The BBC is being criticized for pulling a discussion about being gay and Muslim from its Free Speech show, Pink News reports.
Panellists were set to answer the question “When will it be accepted to be Muslim and gay?” but the Birmingham Central Mosque, the venue that was hosting the debate, reportedly had reservations about proceeding with the show, the report says.
The show’s presenter, Rick Edwards, who revealed the mosque’s fears in his introduction, indicated that the topic will be revisited in the March 25 program.
A number of observers took the BBC to task for pulling the plug on the discussion. Among the BBC’s critics is Raheem Kassam, managing editor of Breitbart London, who says the broadcaster failed “to do its job properly” by allowing the debate to be censored.
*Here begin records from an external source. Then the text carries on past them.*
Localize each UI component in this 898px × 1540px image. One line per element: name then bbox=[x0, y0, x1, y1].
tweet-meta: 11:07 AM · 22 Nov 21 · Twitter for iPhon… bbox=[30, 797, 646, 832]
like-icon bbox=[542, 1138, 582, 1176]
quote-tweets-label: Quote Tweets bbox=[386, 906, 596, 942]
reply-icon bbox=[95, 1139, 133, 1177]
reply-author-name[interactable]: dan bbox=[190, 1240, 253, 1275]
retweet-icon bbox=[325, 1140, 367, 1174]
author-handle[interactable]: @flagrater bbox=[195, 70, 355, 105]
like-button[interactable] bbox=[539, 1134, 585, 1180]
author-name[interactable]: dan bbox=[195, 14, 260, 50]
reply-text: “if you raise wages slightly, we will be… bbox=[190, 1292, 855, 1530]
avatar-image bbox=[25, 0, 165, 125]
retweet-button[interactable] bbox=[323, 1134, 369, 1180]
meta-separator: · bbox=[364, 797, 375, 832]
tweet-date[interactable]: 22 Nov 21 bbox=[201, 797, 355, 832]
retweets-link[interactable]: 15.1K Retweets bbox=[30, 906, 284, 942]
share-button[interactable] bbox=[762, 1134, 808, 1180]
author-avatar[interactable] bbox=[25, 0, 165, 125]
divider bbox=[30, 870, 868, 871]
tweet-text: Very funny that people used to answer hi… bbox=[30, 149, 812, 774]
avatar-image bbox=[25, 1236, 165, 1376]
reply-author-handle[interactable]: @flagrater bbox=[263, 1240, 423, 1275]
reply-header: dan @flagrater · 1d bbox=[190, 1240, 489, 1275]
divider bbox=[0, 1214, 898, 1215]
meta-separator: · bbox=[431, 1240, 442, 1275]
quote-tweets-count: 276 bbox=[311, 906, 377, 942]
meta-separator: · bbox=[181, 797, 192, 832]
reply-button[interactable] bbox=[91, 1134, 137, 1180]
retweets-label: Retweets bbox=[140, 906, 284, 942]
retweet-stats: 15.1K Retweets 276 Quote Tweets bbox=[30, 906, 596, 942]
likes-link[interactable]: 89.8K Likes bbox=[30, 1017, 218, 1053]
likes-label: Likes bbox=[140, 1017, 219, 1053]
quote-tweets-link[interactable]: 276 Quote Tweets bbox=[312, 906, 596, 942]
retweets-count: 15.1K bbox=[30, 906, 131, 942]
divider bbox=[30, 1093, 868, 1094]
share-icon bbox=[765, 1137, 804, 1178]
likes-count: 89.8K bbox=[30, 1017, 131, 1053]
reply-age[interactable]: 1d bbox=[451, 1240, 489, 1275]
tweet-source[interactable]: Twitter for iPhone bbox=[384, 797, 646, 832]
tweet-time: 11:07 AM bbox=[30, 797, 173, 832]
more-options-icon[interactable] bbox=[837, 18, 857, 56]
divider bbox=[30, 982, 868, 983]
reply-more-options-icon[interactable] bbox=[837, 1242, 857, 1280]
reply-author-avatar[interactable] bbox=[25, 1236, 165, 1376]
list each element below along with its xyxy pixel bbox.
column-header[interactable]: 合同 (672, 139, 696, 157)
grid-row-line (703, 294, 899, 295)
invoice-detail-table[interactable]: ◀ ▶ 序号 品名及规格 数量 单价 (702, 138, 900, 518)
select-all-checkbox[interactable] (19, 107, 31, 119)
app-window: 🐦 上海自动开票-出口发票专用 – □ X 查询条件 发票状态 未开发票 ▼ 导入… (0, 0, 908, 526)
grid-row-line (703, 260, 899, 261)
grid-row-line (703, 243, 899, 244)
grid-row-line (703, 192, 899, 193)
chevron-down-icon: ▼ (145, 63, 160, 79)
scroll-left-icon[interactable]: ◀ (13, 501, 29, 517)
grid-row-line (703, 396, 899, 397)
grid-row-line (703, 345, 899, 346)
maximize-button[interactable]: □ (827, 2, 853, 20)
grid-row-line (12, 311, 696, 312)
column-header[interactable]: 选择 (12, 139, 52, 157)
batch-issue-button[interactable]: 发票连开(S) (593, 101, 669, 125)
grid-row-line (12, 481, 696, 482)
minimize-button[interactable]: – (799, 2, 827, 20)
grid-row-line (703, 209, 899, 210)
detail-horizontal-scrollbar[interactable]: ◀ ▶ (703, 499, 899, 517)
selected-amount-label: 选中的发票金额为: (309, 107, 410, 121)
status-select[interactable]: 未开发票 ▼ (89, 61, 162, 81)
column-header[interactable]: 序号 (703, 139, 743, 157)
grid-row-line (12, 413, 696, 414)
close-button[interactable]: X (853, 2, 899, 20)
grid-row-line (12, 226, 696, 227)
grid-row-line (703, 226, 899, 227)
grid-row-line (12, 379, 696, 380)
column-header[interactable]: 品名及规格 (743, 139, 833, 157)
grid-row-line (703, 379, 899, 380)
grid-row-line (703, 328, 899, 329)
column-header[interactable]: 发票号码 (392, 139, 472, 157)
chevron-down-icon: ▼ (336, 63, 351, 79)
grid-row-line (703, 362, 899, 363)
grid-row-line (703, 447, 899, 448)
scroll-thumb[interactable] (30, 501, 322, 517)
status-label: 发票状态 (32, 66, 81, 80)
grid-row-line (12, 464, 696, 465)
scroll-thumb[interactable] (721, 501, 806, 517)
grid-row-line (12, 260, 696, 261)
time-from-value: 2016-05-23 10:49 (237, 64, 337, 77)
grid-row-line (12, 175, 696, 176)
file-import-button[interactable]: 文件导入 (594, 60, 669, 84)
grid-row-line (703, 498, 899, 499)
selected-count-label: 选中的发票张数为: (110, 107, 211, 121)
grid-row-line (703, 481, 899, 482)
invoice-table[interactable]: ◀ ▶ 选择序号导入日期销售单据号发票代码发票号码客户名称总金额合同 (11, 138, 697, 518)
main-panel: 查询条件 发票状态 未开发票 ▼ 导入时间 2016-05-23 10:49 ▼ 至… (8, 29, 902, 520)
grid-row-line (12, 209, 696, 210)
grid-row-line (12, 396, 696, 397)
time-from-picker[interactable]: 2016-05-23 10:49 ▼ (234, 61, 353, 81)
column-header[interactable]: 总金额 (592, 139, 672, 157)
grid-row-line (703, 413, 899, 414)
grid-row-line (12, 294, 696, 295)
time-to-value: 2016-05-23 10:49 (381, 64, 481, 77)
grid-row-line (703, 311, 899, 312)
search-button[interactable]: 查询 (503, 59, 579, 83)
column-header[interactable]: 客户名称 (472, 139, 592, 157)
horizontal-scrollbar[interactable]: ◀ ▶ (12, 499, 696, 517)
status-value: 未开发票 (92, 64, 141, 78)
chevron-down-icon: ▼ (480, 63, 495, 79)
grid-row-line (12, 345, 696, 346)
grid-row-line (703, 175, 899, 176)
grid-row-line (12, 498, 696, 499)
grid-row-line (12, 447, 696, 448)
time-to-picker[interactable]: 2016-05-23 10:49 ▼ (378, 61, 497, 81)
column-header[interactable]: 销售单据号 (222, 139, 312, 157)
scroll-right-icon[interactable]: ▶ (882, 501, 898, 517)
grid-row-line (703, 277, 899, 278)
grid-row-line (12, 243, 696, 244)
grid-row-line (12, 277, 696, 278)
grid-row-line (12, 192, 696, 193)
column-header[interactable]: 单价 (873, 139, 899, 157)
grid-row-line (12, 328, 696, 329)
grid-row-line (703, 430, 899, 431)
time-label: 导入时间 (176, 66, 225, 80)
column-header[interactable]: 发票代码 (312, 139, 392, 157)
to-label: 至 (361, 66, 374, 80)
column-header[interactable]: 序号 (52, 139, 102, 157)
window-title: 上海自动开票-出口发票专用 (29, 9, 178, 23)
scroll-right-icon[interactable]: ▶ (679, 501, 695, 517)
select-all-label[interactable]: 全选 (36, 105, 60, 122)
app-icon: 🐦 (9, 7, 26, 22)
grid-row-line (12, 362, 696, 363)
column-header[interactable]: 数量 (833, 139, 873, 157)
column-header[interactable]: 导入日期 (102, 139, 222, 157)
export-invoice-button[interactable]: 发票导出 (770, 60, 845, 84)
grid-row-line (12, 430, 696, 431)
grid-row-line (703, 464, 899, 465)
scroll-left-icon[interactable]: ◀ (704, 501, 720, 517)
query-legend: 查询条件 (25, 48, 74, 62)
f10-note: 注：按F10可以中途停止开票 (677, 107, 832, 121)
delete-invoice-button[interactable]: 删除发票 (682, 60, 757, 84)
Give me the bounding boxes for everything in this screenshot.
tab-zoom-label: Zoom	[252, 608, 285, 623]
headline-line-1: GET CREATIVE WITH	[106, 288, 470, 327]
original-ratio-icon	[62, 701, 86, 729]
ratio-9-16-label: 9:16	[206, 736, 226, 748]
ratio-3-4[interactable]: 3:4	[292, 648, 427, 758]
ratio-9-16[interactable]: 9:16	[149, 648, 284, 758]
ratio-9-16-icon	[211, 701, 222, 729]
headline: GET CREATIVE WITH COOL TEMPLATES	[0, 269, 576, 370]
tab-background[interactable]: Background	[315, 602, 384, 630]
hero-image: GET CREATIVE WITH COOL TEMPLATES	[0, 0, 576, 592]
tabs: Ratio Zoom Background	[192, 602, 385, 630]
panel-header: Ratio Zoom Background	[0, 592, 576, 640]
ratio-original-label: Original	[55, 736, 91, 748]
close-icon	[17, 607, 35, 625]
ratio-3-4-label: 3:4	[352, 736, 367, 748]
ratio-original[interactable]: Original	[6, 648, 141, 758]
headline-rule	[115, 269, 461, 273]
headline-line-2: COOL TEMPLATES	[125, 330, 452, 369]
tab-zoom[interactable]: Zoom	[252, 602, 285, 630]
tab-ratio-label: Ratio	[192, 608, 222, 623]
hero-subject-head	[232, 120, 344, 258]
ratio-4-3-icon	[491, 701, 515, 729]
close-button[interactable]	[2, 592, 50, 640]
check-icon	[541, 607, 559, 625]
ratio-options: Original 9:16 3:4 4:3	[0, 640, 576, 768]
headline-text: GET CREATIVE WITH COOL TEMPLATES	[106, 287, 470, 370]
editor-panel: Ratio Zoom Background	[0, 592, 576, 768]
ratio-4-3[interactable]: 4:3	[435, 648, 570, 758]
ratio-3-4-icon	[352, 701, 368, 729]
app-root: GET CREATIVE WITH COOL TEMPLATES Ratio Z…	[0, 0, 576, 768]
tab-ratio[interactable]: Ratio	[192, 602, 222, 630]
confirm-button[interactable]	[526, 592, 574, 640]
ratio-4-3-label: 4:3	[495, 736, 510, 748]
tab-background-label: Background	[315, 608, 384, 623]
Kassam also noted in a blog post that no one on the assembled panel — which included a Liberal Democrat politician, an editor from the Huffington Post, a transgender activist and a comedian — objected to the withdrawal of the debate question.
The National Secular Society’s campaign manager, Stephen Evans, also criticized the broadcaster, saying it was “absurd” to censor a program on free speech.
The BBC released a statement saying that it is “determined” to have the discussion but that it made the decision to delay it out of respect for the mosque.
It says the topic will be “debated in full” March 25.